I will cut to the chase because I know you want to know what that one food the article says is the absolute best food for fighting inflammation. This is probably not a surprise to you, but it is berries.
Berries are rich in antioxidants, fiber, vitamins, minerals, and polyphenols (a specific type of antioxidant). They are small but mighty.
Each color and kind of berry offers different nutrients and polyphenols. We hear a lot about superfoods, but no one food offers all the answers. For maximum benefit, it is best to mix up the kinds of berries we are eating and not stick with just one kind. All berries have anti-inflammatory properties, including strawberries, blackberries, raspberries, blueberries, black currant, açaí, and marionberries. It is best to eat fresh or frozen berries without added sugar because added sugar can be inflammatory for many of us.
Conventionally grown strawberries, in particular, contain very high levels of pesticide residue. When consuming strawberries, I look for organic whenever possible to help decrease pesticide exposure, which can be inflammatory. The Environmental Working Group EWG.org publishes its Dirty Dozen and Clean Fifteen lists yearly. These lists show which fruits and vegetables have the highest and lowest pesticide residue.
In addition to the antioxidants, vitamins, and minerals in berries, berries are rich in fiber, especially soluble fiber. We do not digest soluble fiber. It is metabolized by the bacteria in our gut microbiome and turned it into fuel for the healthy bacteria in our gut.
When our microbiome becomes out of balance, inflammatory processes begin in the gut that can affect the whole body. A diet rich in fiber, especially soluble fiber, has been shown to dampen this inflammatory process. Adults should aim for 25-30 grams or more of fiber per day.

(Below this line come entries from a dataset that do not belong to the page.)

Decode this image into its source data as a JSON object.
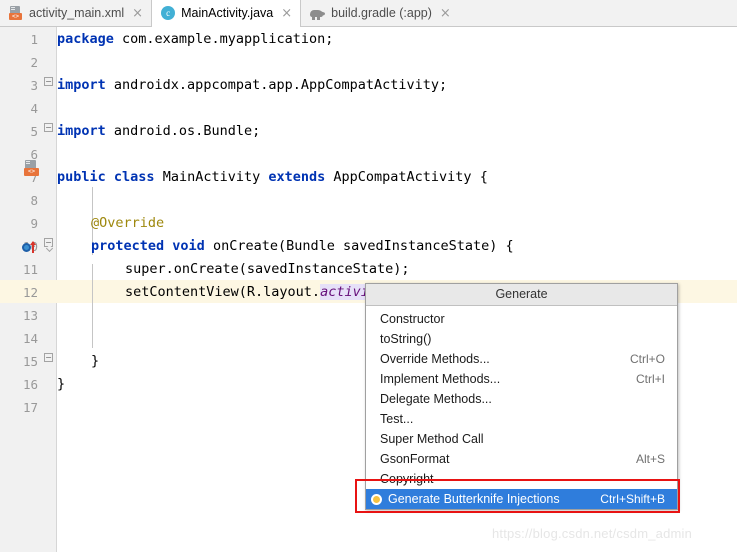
{
  "tabs": [
    {
      "label": "activity_main.xml",
      "icon": "xml-layout-icon",
      "active": false,
      "close": "×"
    },
    {
      "label": "MainActivity.java",
      "icon": "java-class-icon",
      "active": true,
      "close": "×"
    },
    {
      "label": "build.gradle (:app)",
      "icon": "gradle-icon",
      "active": false,
      "close": "×"
    }
  ],
  "editor": {
    "lines": [
      {
        "num": "1",
        "text": "package com.example.myapplication;"
      },
      {
        "num": "2",
        "text": ""
      },
      {
        "num": "3",
        "text": "import androidx.appcompat.app.AppCompatActivity;"
      },
      {
        "num": "4",
        "text": ""
      },
      {
        "num": "5",
        "text": "import android.os.Bundle;"
      },
      {
        "num": "6",
        "text": ""
      },
      {
        "num": "7",
        "text": "public class MainActivity extends AppCompatActivity {"
      },
      {
        "num": "8",
        "text": ""
      },
      {
        "num": "9",
        "text": "    @Override"
      },
      {
        "num": "10",
        "text": "    protected void onCreate(Bundle savedInstanceState) {"
      },
      {
        "num": "11",
        "text": "        super.onCreate(savedInstanceState);"
      },
      {
        "num": "12",
        "text": "        setContentView(R.layout.activity_main);"
      },
      {
        "num": "13",
        "text": ""
      },
      {
        "num": "14",
        "text": ""
      },
      {
        "num": "15",
        "text": "    }"
      },
      {
        "num": "16",
        "text": "}"
      },
      {
        "num": "17",
        "text": ""
      }
    ],
    "current_line": "12",
    "gutter_icons": [
      {
        "line": "7",
        "name": "related-layout-icon"
      },
      {
        "line": "10",
        "name": "overriding-method-icon"
      }
    ]
  },
  "code_tokens": {
    "l1_kw": "package",
    "l1_rest": " com.example.myapplication;",
    "l3_kw": "import",
    "l3_rest": " androidx.appcompat.app.AppCompatActivity;",
    "l5_kw": "import",
    "l5_rest": " android.os.Bundle;",
    "l7_kw1": "public",
    "l7_sp1": " ",
    "l7_kw2": "class",
    "l7_mid": " MainActivity ",
    "l7_kw3": "extends",
    "l7_rest": " AppCompatActivity {",
    "l9_ann": "@Override",
    "l10_kw1": "protected",
    "l10_sp": " ",
    "l10_kw2": "void",
    "l10_rest": " onCreate(Bundle savedInstanceState) {",
    "l11_text": "super.onCreate(savedInstanceState);",
    "l12_pre": "setContentView(R.layout.",
    "l12_fld": "activity_main",
    "l12_post": ");",
    "l15_text": "}",
    "l16_text": "}"
  },
  "popup": {
    "title": "Generate",
    "items": [
      {
        "label": "Constructor",
        "shortcut": "",
        "selected": false,
        "bullet": false
      },
      {
        "label": "toString()",
        "shortcut": "",
        "selected": false,
        "bullet": false
      },
      {
        "label": "Override Methods...",
        "shortcut": "Ctrl+O",
        "selected": false,
        "bullet": false
      },
      {
        "label": "Implement Methods...",
        "shortcut": "Ctrl+I",
        "selected": false,
        "bullet": false
      },
      {
        "label": "Delegate Methods...",
        "shortcut": "",
        "selected": false,
        "bullet": false
      },
      {
        "label": "Test...",
        "shortcut": "",
        "selected": false,
        "bullet": false
      },
      {
        "label": "Super Method Call",
        "shortcut": "",
        "selected": false,
        "bullet": false
      },
      {
        "label": "GsonFormat",
        "shortcut": "Alt+S",
        "selected": false,
        "bullet": false
      },
      {
        "label": "Copyright",
        "shortcut": "",
        "selected": false,
        "bullet": false
      },
      {
        "label": "Generate Butterknife Injections",
        "shortcut": "Ctrl+Shift+B",
        "selected": true,
        "bullet": true
      }
    ]
  },
  "annotation": {
    "name": "red-highlight-box",
    "color": "#e81313"
  },
  "watermark": "https://blog.csdn.net/csdm_admin"
}
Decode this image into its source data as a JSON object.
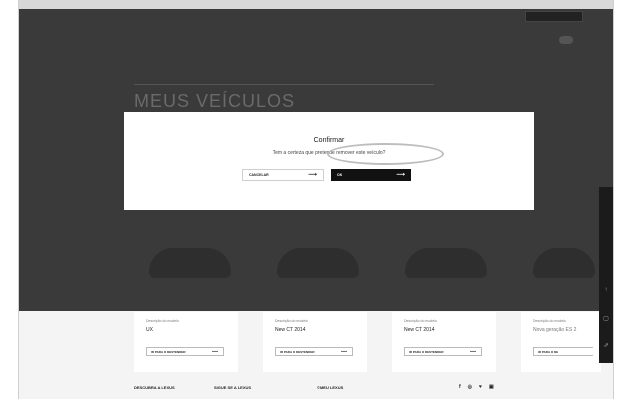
{
  "header": {
    "logo": "",
    "nav_links": [
      "",
      "",
      ""
    ],
    "menu_items": [
      "",
      "",
      "",
      "",
      "",
      ""
    ]
  },
  "breadcrumb": "",
  "page_title": "MEUS VEÍCULOS",
  "vehicles": [
    {
      "label": "",
      "name": "",
      "desc_label": "Descrição do modelo",
      "desc_value": "UX",
      "button": "IR PARA O DESTENDER",
      "button_arrow": "—"
    },
    {
      "label": "",
      "name": "",
      "desc_label": "Descrição do modelo",
      "desc_value": "New CT 2014",
      "button": "IR PARA O DESTENDER",
      "button_arrow": "—"
    },
    {
      "label": "",
      "name": "",
      "desc_label": "Descrição do modelo",
      "desc_value": "New CT 2014",
      "button": "IR PARA O DESTENDER",
      "button_arrow": "—"
    },
    {
      "label": "",
      "name": "",
      "desc_label": "Descrição do modelo",
      "desc_value": "Nova geração ES 2",
      "button": "IR PARA O DE",
      "button_arrow": ""
    }
  ],
  "modal": {
    "title": "Confirmar",
    "text": "Tem a certeza que pretende remover este veículo?",
    "cancel_label": "CANCELAR",
    "ok_label": "OK",
    "arrow": "⟶"
  },
  "footer": {
    "discover": "DESCUBRA A LEXUS",
    "follow": "SIGUE SE A LEXUS",
    "mylexus": "©MEU LEXUS",
    "social_icons": [
      "f",
      "◎",
      "♥",
      "▣"
    ]
  },
  "side_rail": {
    "icon1": "↑",
    "icon2": "▢",
    "icon3": "⇗"
  }
}
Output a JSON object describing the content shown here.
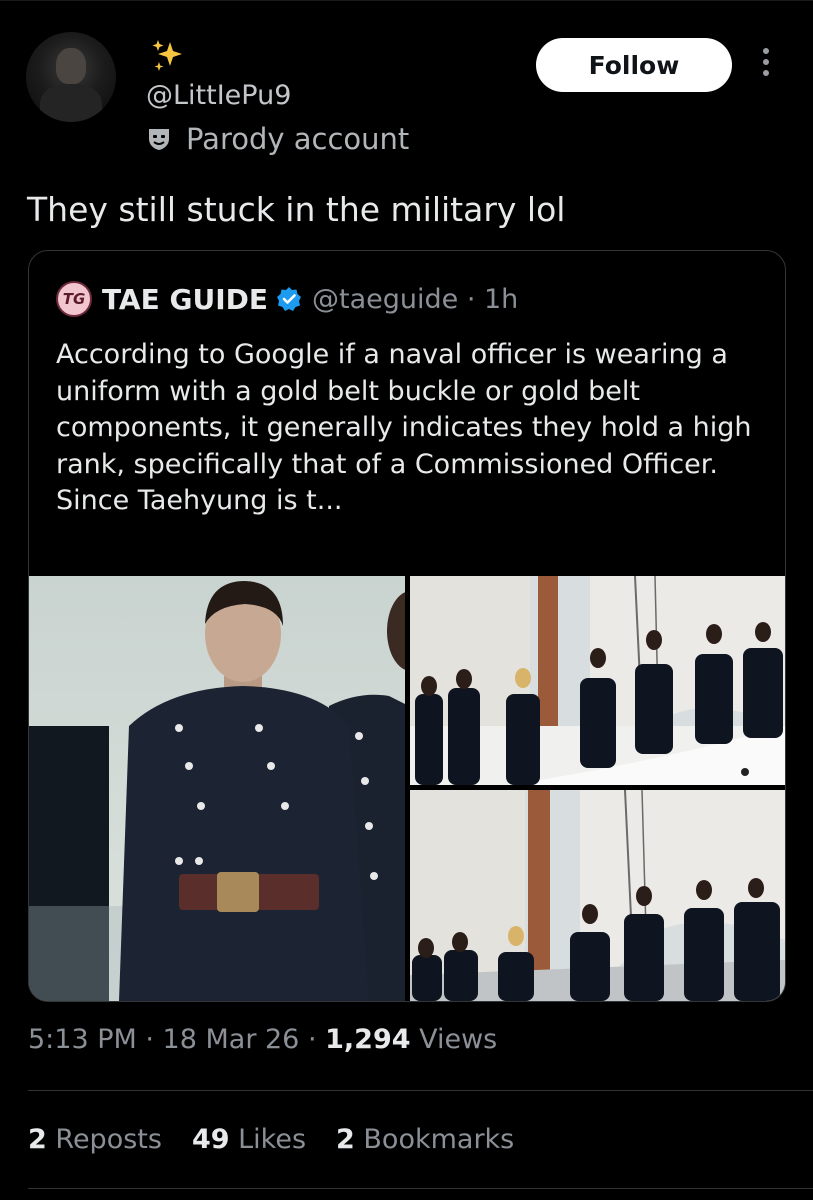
{
  "author": {
    "handle": "@LittIePu9",
    "label": "Parody account",
    "emoji_icon": "sparkles-icon"
  },
  "follow_label": "Follow",
  "tweet_text": "They still stuck in the military lol",
  "quoted": {
    "logo_text": "TG",
    "name": "TAE GUIDE",
    "handle_time": "@taeguide · 1h",
    "text": "According to Google if a naval officer is wearing a uniform with a gold belt buckle or gold belt components, it generally indicates they hold a high rank, specifically that of a Commissioned Officer. Since Taehyung is t..."
  },
  "meta": {
    "time_date": "5:13 PM · 18 Mar 26 · ",
    "views_count": "1,294",
    "views_label": " Views"
  },
  "stats": {
    "reposts_count": "2",
    "reposts_label": "Reposts",
    "likes_count": "49",
    "likes_label": "Likes",
    "bookmarks_count": "2",
    "bookmarks_label": "Bookmarks"
  },
  "colors": {
    "background": "#000000",
    "text": "#e7e9ea",
    "secondary": "#8b9096",
    "verified": "#1d9bf0"
  }
}
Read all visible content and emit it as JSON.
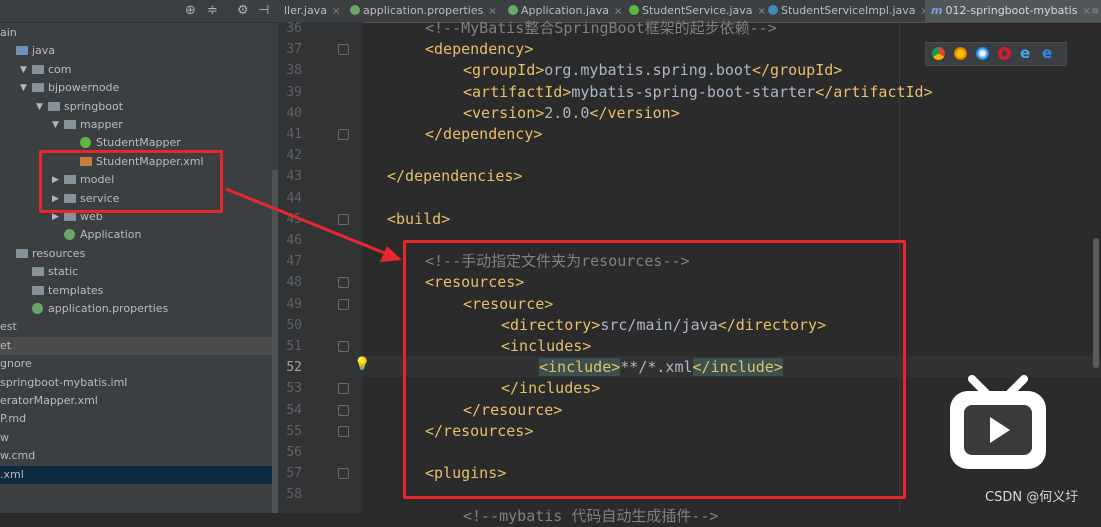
{
  "sidebar": {
    "rows": [
      {
        "text": "ain",
        "kind": "plain"
      },
      {
        "text": "java",
        "kind": "folder-blue"
      },
      {
        "text": "com",
        "kind": "folder",
        "tri": "▼"
      },
      {
        "text": "bjpowernode",
        "kind": "folder",
        "tri": "▼"
      },
      {
        "text": "springboot",
        "kind": "folder",
        "tri": "▼"
      },
      {
        "text": "mapper",
        "kind": "folder",
        "tri": "▼"
      },
      {
        "text": "StudentMapper",
        "kind": "interface"
      },
      {
        "text": "StudentMapper.xml",
        "kind": "xml"
      },
      {
        "text": "model",
        "kind": "folder",
        "tri": "▶"
      },
      {
        "text": "service",
        "kind": "folder",
        "tri": "▶"
      },
      {
        "text": "web",
        "kind": "folder",
        "tri": "▶"
      },
      {
        "text": "Application",
        "kind": "spring"
      },
      {
        "text": "resources",
        "kind": "folder"
      },
      {
        "text": "static",
        "kind": "folder"
      },
      {
        "text": "templates",
        "kind": "folder"
      },
      {
        "text": "application.properties",
        "kind": "spring"
      },
      {
        "text": "est",
        "kind": "plain"
      },
      {
        "text": "et",
        "kind": "plain"
      },
      {
        "text": "gnore",
        "kind": "plain"
      },
      {
        "text": "springboot-mybatis.iml",
        "kind": "plain"
      },
      {
        "text": "eratorMapper.xml",
        "kind": "plain"
      },
      {
        "text": "P.md",
        "kind": "plain"
      },
      {
        "text": "w",
        "kind": "plain"
      },
      {
        "text": "w.cmd",
        "kind": "plain"
      },
      {
        "text": ".xml",
        "kind": "plain"
      }
    ]
  },
  "tabs": [
    {
      "label": "ller.java",
      "icon": "none"
    },
    {
      "label": "application.properties",
      "icon": "spring"
    },
    {
      "label": "Application.java",
      "icon": "spring"
    },
    {
      "label": "StudentService.java",
      "icon": "interface"
    },
    {
      "label": "StudentServiceImpl.java",
      "icon": "class"
    },
    {
      "label": "012-springboot-mybatis",
      "icon": "maven",
      "suffix": "×≡"
    }
  ],
  "editor": {
    "lines": [
      {
        "n": "36",
        "indent": 1,
        "parts": [
          [
            "cm",
            "<!--MyBatis整合SpringBoot框架的起步依赖-->"
          ]
        ]
      },
      {
        "n": "37",
        "indent": 1,
        "parts": [
          [
            "tag",
            "<dependency>"
          ]
        ]
      },
      {
        "n": "38",
        "indent": 2,
        "parts": [
          [
            "tag",
            "<groupId>"
          ],
          [
            "txt",
            "org.mybatis.spring.boot"
          ],
          [
            "tag",
            "</groupId>"
          ]
        ]
      },
      {
        "n": "39",
        "indent": 2,
        "parts": [
          [
            "tag",
            "<artifactId>"
          ],
          [
            "txt",
            "mybatis-spring-boot-starter"
          ],
          [
            "tag",
            "</artifactId>"
          ]
        ]
      },
      {
        "n": "40",
        "indent": 2,
        "parts": [
          [
            "tag",
            "<version>"
          ],
          [
            "txt",
            "2.0.0"
          ],
          [
            "tag",
            "</version>"
          ]
        ]
      },
      {
        "n": "41",
        "indent": 1,
        "parts": [
          [
            "tag",
            "</dependency>"
          ]
        ]
      },
      {
        "n": "42",
        "indent": 0,
        "parts": []
      },
      {
        "n": "43",
        "indent": 0,
        "parts": [
          [
            "tag",
            "</dependencies>"
          ]
        ]
      },
      {
        "n": "44",
        "indent": 0,
        "parts": []
      },
      {
        "n": "45",
        "indent": 0,
        "parts": [
          [
            "tag",
            "<build>"
          ]
        ]
      },
      {
        "n": "46",
        "indent": 0,
        "parts": []
      },
      {
        "n": "47",
        "indent": 1,
        "parts": [
          [
            "cm",
            "<!--手动指定文件夹为resources-->"
          ]
        ]
      },
      {
        "n": "48",
        "indent": 1,
        "parts": [
          [
            "tag",
            "<resources>"
          ]
        ]
      },
      {
        "n": "49",
        "indent": 2,
        "parts": [
          [
            "tag",
            "<resource>"
          ]
        ]
      },
      {
        "n": "50",
        "indent": 3,
        "parts": [
          [
            "tag",
            "<directory>"
          ],
          [
            "txt",
            "src/main/java"
          ],
          [
            "tag",
            "</directory>"
          ]
        ]
      },
      {
        "n": "51",
        "indent": 3,
        "parts": [
          [
            "tag",
            "<includes>"
          ]
        ]
      },
      {
        "n": "52",
        "indent": 4,
        "parts": [
          [
            "tag-hl",
            "<include>"
          ],
          [
            "txt",
            "**/*.xml"
          ],
          [
            "tag-hl",
            "</include>"
          ]
        ]
      },
      {
        "n": "53",
        "indent": 3,
        "parts": [
          [
            "tag",
            "</includes>"
          ]
        ]
      },
      {
        "n": "54",
        "indent": 2,
        "parts": [
          [
            "tag",
            "</resource>"
          ]
        ]
      },
      {
        "n": "55",
        "indent": 1,
        "parts": [
          [
            "tag",
            "</resources>"
          ]
        ]
      },
      {
        "n": "56",
        "indent": 0,
        "parts": []
      },
      {
        "n": "57",
        "indent": 1,
        "parts": [
          [
            "tag",
            "<plugins>"
          ]
        ]
      },
      {
        "n": "58",
        "indent": 0,
        "parts": []
      },
      {
        "n": "",
        "indent": 2,
        "parts": [
          [
            "cm",
            "<!--mybatis 代码自动生成插件-->"
          ]
        ]
      }
    ]
  },
  "watermark": "CSDN @何义圩",
  "colors": {
    "annotation_red": "#e8272d",
    "tag": "#e8bf6a",
    "comment": "#808080"
  }
}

Most of us don’t eat nearly enough fiber in our diets, and berries are generally high in fiber. Blackberries and raspberries each have 8 grams of fiber per cup, while strawberries and blueberries have closer to 3 or 3.5 grams of fiber per cup.
Including a variety of different berries regularly in our diets along with a variety of other colorful plant foods (fruit, vegetables, herbs, spices, whole grains, beans, legumes, and some liquids (coffee, tea…), and some fats (olive oil, dark chocolate, dark chocolate, nuts, and seeds …)), getting enough sleep, moving our bodies, managing stress, having close, supportive connections with others, and addressing any microbiome imbalances all contribute to decreasing inflammation.
Here is a little snippet of the article:
While inflammation isn’t inherently bad and plays an important role as part of the body’s natural defense system, high levels of chronic inflammation can cause all sorts of health woes. “Chronic, low-grade inflammation can cause a host of symptoms across the whole body. Digestive issues, brain fog, cardiovascular disease, chronic aches and pains, weight gain, hormone imbalances, and autoimmune disease are all signs that the body is struggling to manage inflammation,” says functional medicine nutritionist Barbara Sobel, MS, CNS, LND. She adds that what we eat is one of the greatest modifiers of inflammation.